Однако смог же он оставаться здесь и преподавать целых два года!.. Хотя еще не ясно, почему так произошло — то ли по дружелюбию профессоров, то ли по сдержанности и терпению Ноланца.

«Вы не стали — по обычаю той либо иной страны — морщить нос, скрежетать зубами, надувать щеки, колотить по пюпитрам, не стали выпускать на меня схоластическую ярость, но, в меру вашей дружественности и блестящего образования, держали себя так, что казалось, выступали за себя, за других, за меня, за всех и за самое мудрость. Этим вы, с искусством истинного врача, так успокоили мой чуждый вам и больной дух, что в конце концов я по собственному своему побуждению должен осудить и подавить в себе то, что по своему долготерпению и добродушию не хотели подавить вы».

Не умел, не желал он долго подавлять в себе нечто такое, что считал правдой и что раздражало «долготерпеливых» профессоров.

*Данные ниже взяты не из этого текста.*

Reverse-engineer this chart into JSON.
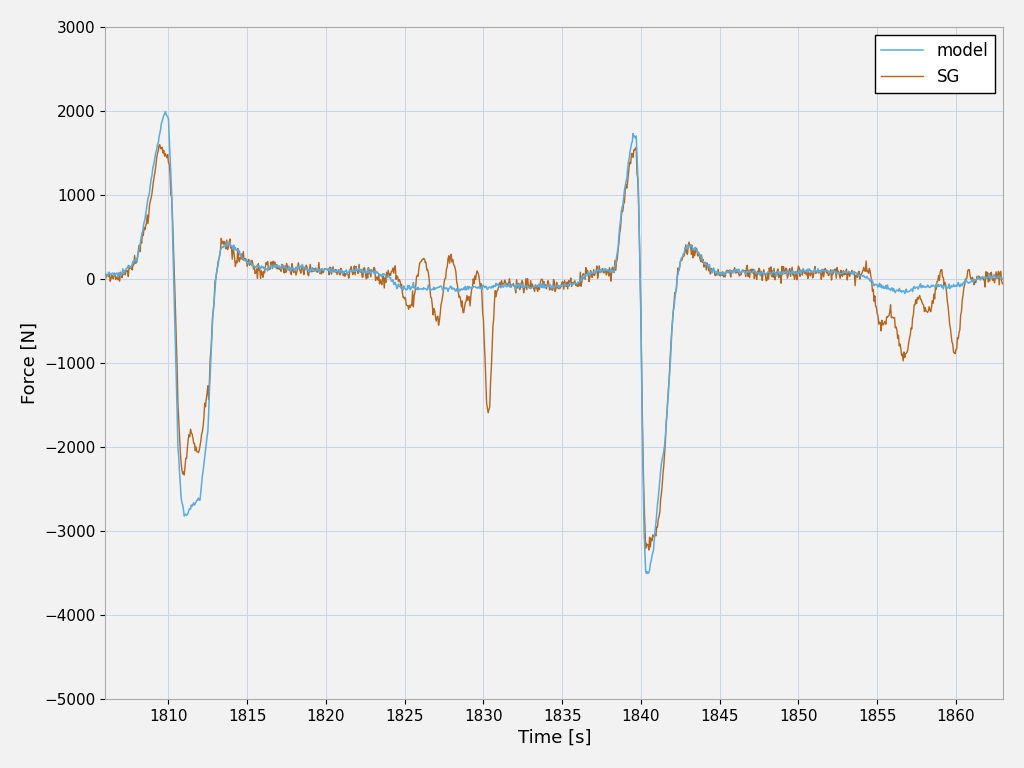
{
  "xlim": [
    1806,
    1863
  ],
  "ylim": [
    -5000,
    3000
  ],
  "xticks": [
    1810,
    1815,
    1820,
    1825,
    1830,
    1835,
    1840,
    1845,
    1850,
    1855,
    1860
  ],
  "yticks": [
    -5000,
    -4000,
    -3000,
    -2000,
    -1000,
    0,
    1000,
    2000,
    3000
  ],
  "xlabel": "Time [s]",
  "ylabel": "Force [N]",
  "model_color": "#5aabde",
  "sg_color": "#b5651d",
  "legend_labels": [
    "model",
    "SG"
  ],
  "grid_color": "#c8d4e8",
  "background_color": "#f2f2f2",
  "linewidth_model": 1.1,
  "linewidth_sg": 1.0,
  "legend_loc": "upper right"
}
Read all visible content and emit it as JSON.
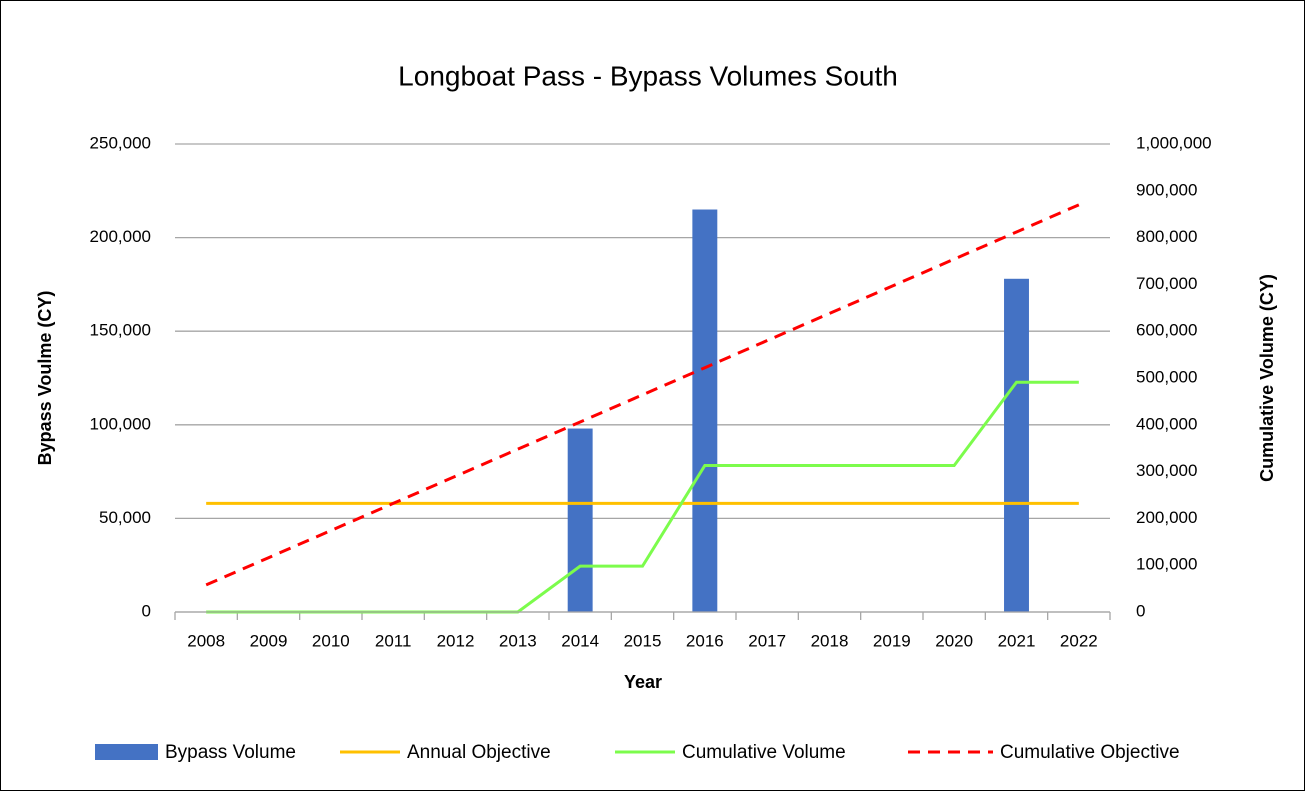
{
  "chart_data": {
    "type": "combo",
    "title": "Longboat Pass - Bypass Volumes South",
    "x_label": "Year",
    "y_label": "Bypass Voulme (CY)",
    "y2_label": "Cumulative Volume (CY)",
    "categories": [
      "2008",
      "2009",
      "2010",
      "2011",
      "2012",
      "2013",
      "2014",
      "2015",
      "2016",
      "2017",
      "2018",
      "2019",
      "2020",
      "2021",
      "2022"
    ],
    "series": [
      {
        "name": "Bypass Volume",
        "type": "bar",
        "color": "#4472c4",
        "values": [
          0,
          0,
          0,
          0,
          0,
          0,
          98000,
          0,
          215000,
          0,
          0,
          0,
          0,
          178000,
          0
        ]
      },
      {
        "name": "Annual Objective",
        "type": "line",
        "color": "#ffc000",
        "values": [
          58000,
          58000,
          58000,
          58000,
          58000,
          58000,
          58000,
          58000,
          58000,
          58000,
          58000,
          58000,
          58000,
          58000,
          58000
        ]
      },
      {
        "name": "Cumulative Volume",
        "type": "line",
        "color": "#7cfc4c",
        "axis": "y2",
        "values": [
          0,
          0,
          0,
          0,
          0,
          0,
          98000,
          98000,
          313000,
          313000,
          313000,
          313000,
          313000,
          491000,
          491000
        ]
      },
      {
        "name": "Cumulative Objective",
        "type": "line",
        "color": "#ff0000",
        "axis": "y2",
        "dashed": true,
        "values": [
          58000,
          116000,
          174000,
          232000,
          290000,
          348000,
          406000,
          464000,
          522000,
          580000,
          638000,
          696000,
          754000,
          812000,
          870000
        ]
      }
    ],
    "ylim": [
      0,
      250000
    ],
    "yticks": [
      0,
      {
        "value": 50000,
        "label": "50,000"
      },
      {
        "value": 100000,
        "label": "100,000"
      },
      {
        "value": 150000,
        "label": "150,000"
      },
      {
        "value": 200000,
        "label": "200,000"
      },
      {
        "value": 250000,
        "label": "250,000"
      }
    ],
    "y2lim": [
      0,
      1000000
    ],
    "y2ticks": [
      0,
      {
        "value": 100000,
        "label": "100,000"
      },
      {
        "value": 200000,
        "label": "200,000"
      },
      {
        "value": 300000,
        "label": "300,000"
      },
      {
        "value": 400000,
        "label": "400,000"
      },
      {
        "value": 500000,
        "label": "500,000"
      },
      {
        "value": 600000,
        "label": "600,000"
      },
      {
        "value": 700000,
        "label": "700,000"
      },
      {
        "value": 800000,
        "label": "800,000"
      },
      {
        "value": 900000,
        "label": "900,000"
      },
      {
        "value": 1000000,
        "label": "1,000,000"
      }
    ],
    "grid": true,
    "legend": "bottom"
  }
}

Приходится помнить, что Лютер не только обзывал Аристотеля Дуристотелем, но и Коперника — дураком. Правда, профессора-лютеране относились к Джордано с почтением. Но постепенно обстановка в университете менялась. Когда Бруно приехал в Виттенберг, Саксонией правил курфюрст Август — лютеранин. Но вскоре его сменил сын Христиан — ярый кальвинист. В 1588 году он запретил лютеранам всякую полемику против кальвинистов. Университетские свободы становились призрачными. Возможно, поэтому Бруно, не дожидаясь официального изгнания, решил добровольно покинуть Виттенберг. Не обремененный личными вещами, он увозил отсюда несколько своих новых трактатов — о Луллиевом искусстве, о логике, об ошибках в учении Аристотеля… С годами он накапливал только духовные ценности.